There’s obviously something about washed-up pro athletes in search of redemption that appeals to John Grisham. “The Innocent Man,” Grisham’s 2006 nonfiction debut, told the gripping story of a former pro baseball player named Ron Williamson who’s wrongly convicted of murder. Ultimately, DNA evidence proved Williamson’s innocence, but he’d already spent years in prison.
With “Playing for Pizza,” Grisham returns to fiction, but focuses again on an athlete who’s seen better days. Rick Dockery’s career as a third-string NFL quarterback has all the elements of tragedy, but what Grisham delivers instead is a delightfully comic tale of redemption. The story’s opening should resonate with any Red Sox fan. Like Bill Buckner in the 1986 World Series, Dockery’s epically bad performance has cost his team a chance to win a championship.
Dockery wakes up in a Cleveland hospital bed on the Monday morning after the AFC title game.

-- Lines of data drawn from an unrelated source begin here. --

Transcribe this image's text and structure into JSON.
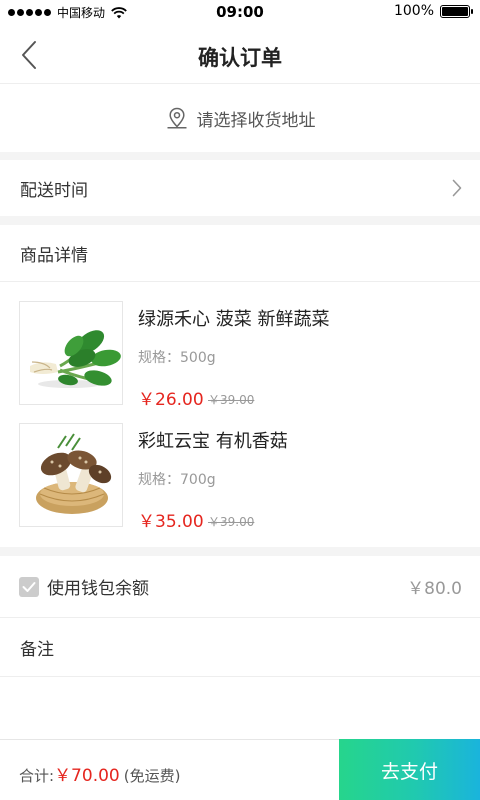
{
  "status_bar": {
    "carrier": "中国移动",
    "time": "09:00",
    "battery": "100%"
  },
  "nav": {
    "title": "确认订单"
  },
  "address": {
    "placeholder": "请选择收货地址"
  },
  "delivery": {
    "label": "配送时间"
  },
  "products": {
    "header": "商品详情",
    "items": [
      {
        "name": "绿源禾心 菠菜 新鲜蔬菜",
        "spec": "规格：500g",
        "price": "￥26.00",
        "original_price": "￥39.00",
        "image_icon": "spinach-image"
      },
      {
        "name": "彩虹云宝 有机香菇",
        "spec": "规格：700g",
        "price": "￥35.00",
        "original_price": "￥39.00",
        "image_icon": "mushroom-image"
      }
    ]
  },
  "wallet": {
    "label": "使用钱包余额",
    "amount": "￥80.0",
    "checked": true
  },
  "remarks": {
    "label": "备注"
  },
  "bottom": {
    "total_label": "合计:",
    "total_amount": "￥70.00",
    "shipping_note": "(免运费)",
    "pay_label": "去支付"
  },
  "colors": {
    "accent_price": "#e5261f",
    "pay_gradient_start": "#26d58c",
    "pay_gradient_end": "#1ab4dc"
  }
}
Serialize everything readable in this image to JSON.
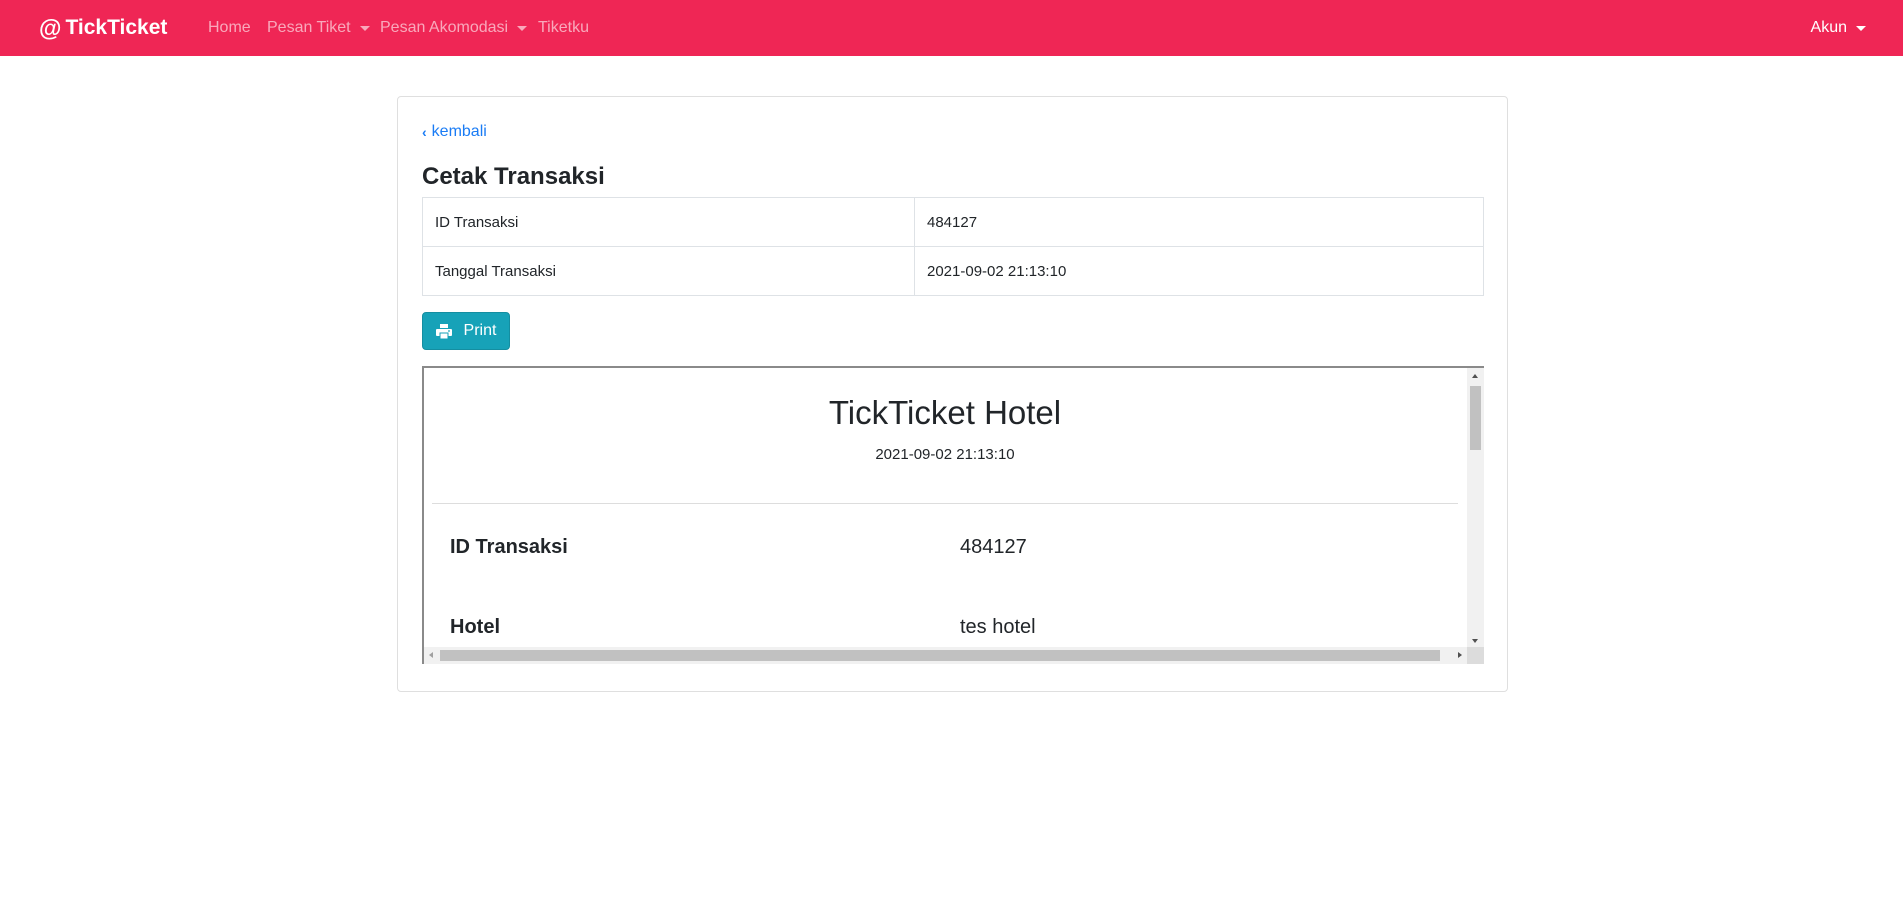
{
  "navbar": {
    "brand_icon": "@",
    "brand": "TickTicket",
    "items": [
      {
        "label": "Home"
      },
      {
        "label": "Pesan Tiket"
      },
      {
        "label": "Pesan Akomodasi"
      },
      {
        "label": "Tiketku"
      }
    ],
    "account": "Akun",
    "color": "#ef2655"
  },
  "card": {
    "back_link": "kembali",
    "title": "Cetak Transaksi",
    "rows": [
      {
        "label": "ID Transaksi",
        "value": "484127"
      },
      {
        "label": "Tanggal Transaksi",
        "value": "2021-09-02 21:13:10"
      }
    ],
    "print_button": "Print",
    "print_color": "#17a2b8"
  },
  "preview": {
    "title": "TickTicket Hotel",
    "date": "2021-09-02 21:13:10",
    "fields": [
      {
        "label": "ID Transaksi",
        "value": "484127"
      },
      {
        "label": "Hotel",
        "value": "tes hotel"
      }
    ]
  }
}
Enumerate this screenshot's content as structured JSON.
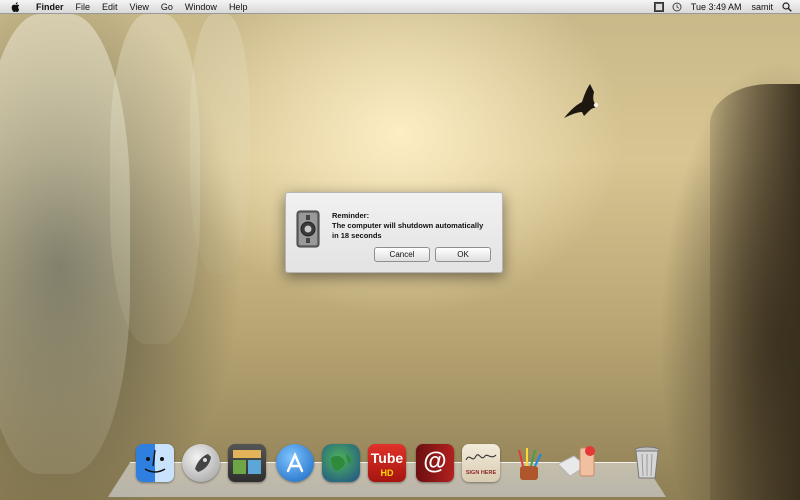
{
  "menubar": {
    "app_name": "Finder",
    "menus": [
      "File",
      "Edit",
      "View",
      "Go",
      "Window",
      "Help"
    ],
    "clock": "Tue 3:49 AM",
    "user": "samit",
    "icons": [
      "apple-icon",
      "display-icon",
      "time-machine-icon",
      "spotlight-icon"
    ]
  },
  "dialog": {
    "title": "Reminder:",
    "message": "The computer will shutdown automatically in 18 seconds",
    "cancel_label": "Cancel",
    "ok_label": "OK",
    "icon": "shutdown-app-icon"
  },
  "dock": {
    "items": [
      {
        "name": "finder",
        "icon": "finder-icon"
      },
      {
        "name": "launchpad",
        "icon": "launchpad-icon"
      },
      {
        "name": "photo-app",
        "icon": "photo-frame-icon"
      },
      {
        "name": "app-store",
        "icon": "app-store-icon"
      },
      {
        "name": "globe-app",
        "icon": "globe-icon"
      },
      {
        "name": "tube-hd",
        "icon": "tube-hd-icon",
        "text": "Tube",
        "sub": "HD"
      },
      {
        "name": "mail-app",
        "icon": "at-sign-icon",
        "text": "@"
      },
      {
        "name": "sign-here",
        "icon": "sign-here-icon",
        "text": "SIGN HERE"
      },
      {
        "name": "paint-app",
        "icon": "paint-brushes-icon"
      },
      {
        "name": "notes-app",
        "icon": "envelope-badge-icon"
      },
      {
        "name": "trash",
        "icon": "trash-icon"
      }
    ]
  },
  "colors": {
    "menubar_bg": "#e6e6e6",
    "dialog_bg": "#ececec",
    "wallpaper_light": "#e7d9ab",
    "wallpaper_dark": "#4a4430"
  }
}
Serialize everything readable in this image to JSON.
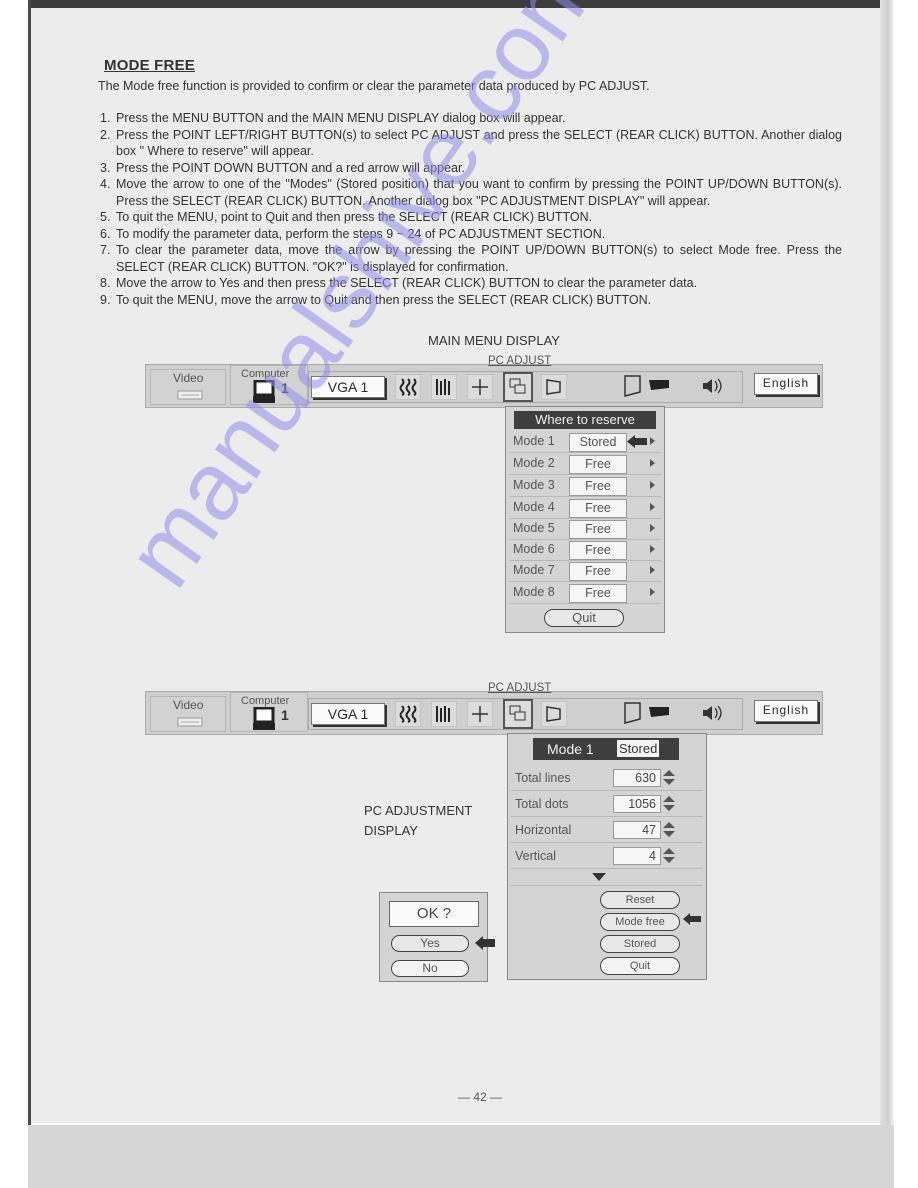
{
  "document": {
    "title": "MODE FREE",
    "intro": "The Mode free function is provided to confirm or clear the parameter data produced by PC ADJUST.",
    "steps": [
      {
        "num": "1.",
        "text": "Press the MENU BUTTON and the MAIN MENU DISPLAY dialog box will appear."
      },
      {
        "num": "2.",
        "text": "Press the POINT LEFT/RIGHT BUTTON(s) to select PC ADJUST and press the SELECT (REAR CLICK) BUTTON. Another dialog box \" Where to reserve\" will appear."
      },
      {
        "num": "3.",
        "text": "Press the POINT DOWN BUTTON and a red arrow will appear."
      },
      {
        "num": "4.",
        "text": "Move the arrow to one of the \"Modes\" (Stored position) that you want to confirm by pressing the POINT UP/DOWN BUTTON(s). Press the SELECT (REAR CLICK) BUTTON. Another dialog box \"PC ADJUSTMENT DISPLAY\" will appear."
      },
      {
        "num": "5.",
        "text": "To quit the MENU, point to Quit and then press the SELECT (REAR CLICK) BUTTON."
      },
      {
        "num": "6.",
        "text": "To modify the parameter data, perform the steps 9 ~ 24 of PC ADJUSTMENT SECTION."
      },
      {
        "num": "7.",
        "text": "To clear the parameter data, move the arrow by pressing the POINT UP/DOWN BUTTON(s) to select Mode free. Press the SELECT (REAR CLICK) BUTTON. \"OK?\" is displayed for confirmation."
      },
      {
        "num": "8.",
        "text": "Move the arrow to Yes and then press the SELECT (REAR CLICK) BUTTON to clear the parameter data."
      },
      {
        "num": "9.",
        "text": "To quit the MENU, move the arrow to Quit and then press the SELECT (REAR CLICK) BUTTON."
      }
    ],
    "page_number": "— 42 —"
  },
  "figure1": {
    "caption": "MAIN MENU DISPLAY",
    "menubar": {
      "video_label": "Video",
      "computer_label": "Computer",
      "computer_number": "1",
      "source_value": "VGA 1",
      "section_label": "PC ADJUST",
      "language_value": "English",
      "icons": [
        "image-adjust-icon",
        "image-level-icon",
        "position-icon",
        "pc-adjust-icon",
        "keystone-icon",
        "screen-icon",
        "projector-icon",
        "sound-icon"
      ]
    },
    "where_to_reserve": {
      "title": "Where to reserve",
      "modes": [
        {
          "label": "Mode 1",
          "value": "Stored",
          "pointer": true
        },
        {
          "label": "Mode 2",
          "value": "Free"
        },
        {
          "label": "Mode 3",
          "value": "Free"
        },
        {
          "label": "Mode 4",
          "value": "Free"
        },
        {
          "label": "Mode 5",
          "value": "Free"
        },
        {
          "label": "Mode 6",
          "value": "Free"
        },
        {
          "label": "Mode 7",
          "value": "Free"
        },
        {
          "label": "Mode 8",
          "value": "Free"
        }
      ],
      "quit_label": "Quit"
    }
  },
  "figure2": {
    "caption_line1": "PC ADJUSTMENT",
    "caption_line2": "DISPLAY",
    "menubar": {
      "video_label": "Video",
      "computer_label": "Computer",
      "computer_number": "1",
      "source_value": "VGA 1",
      "section_label": "PC ADJUST",
      "language_value": "English"
    },
    "adjustment": {
      "mode_label": "Mode 1",
      "mode_status": "Stored",
      "rows": [
        {
          "label": "Total lines",
          "value": "630"
        },
        {
          "label": "Total dots",
          "value": "1056"
        },
        {
          "label": "Horizontal",
          "value": "47"
        },
        {
          "label": "Vertical",
          "value": "4"
        }
      ],
      "buttons": [
        "Reset",
        "Mode free",
        "Stored",
        "Quit"
      ],
      "pointer_on": "Mode free"
    },
    "confirm": {
      "prompt": "OK ?",
      "yes_label": "Yes",
      "no_label": "No",
      "pointer_on": "Yes"
    }
  },
  "watermark": {
    "text": "manualshive.com",
    "color": "#968cea"
  }
}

Due to a concussion, he remembers nothing about his performance, but his agent Arnie soon arrives to fill him in. With the Browns winning big, Dockery had thrown three interceptions in the final quarter, allowing the Denver Broncos to come back and win. The Cleveland media is up in arms, and fans riot in front of the hospital hoping to get their clutches on Dockery. In short, Grisham’s protagonist has hit rock bottom.
The Browns cut Dockery, and no other NFL team is willing to consider signing him. Grisham knows the mindsets of professional athletes enough to understand that Dockery can’t quit. He asks his agent to find him a job somewhere, anywhere. Hence the comedy begins.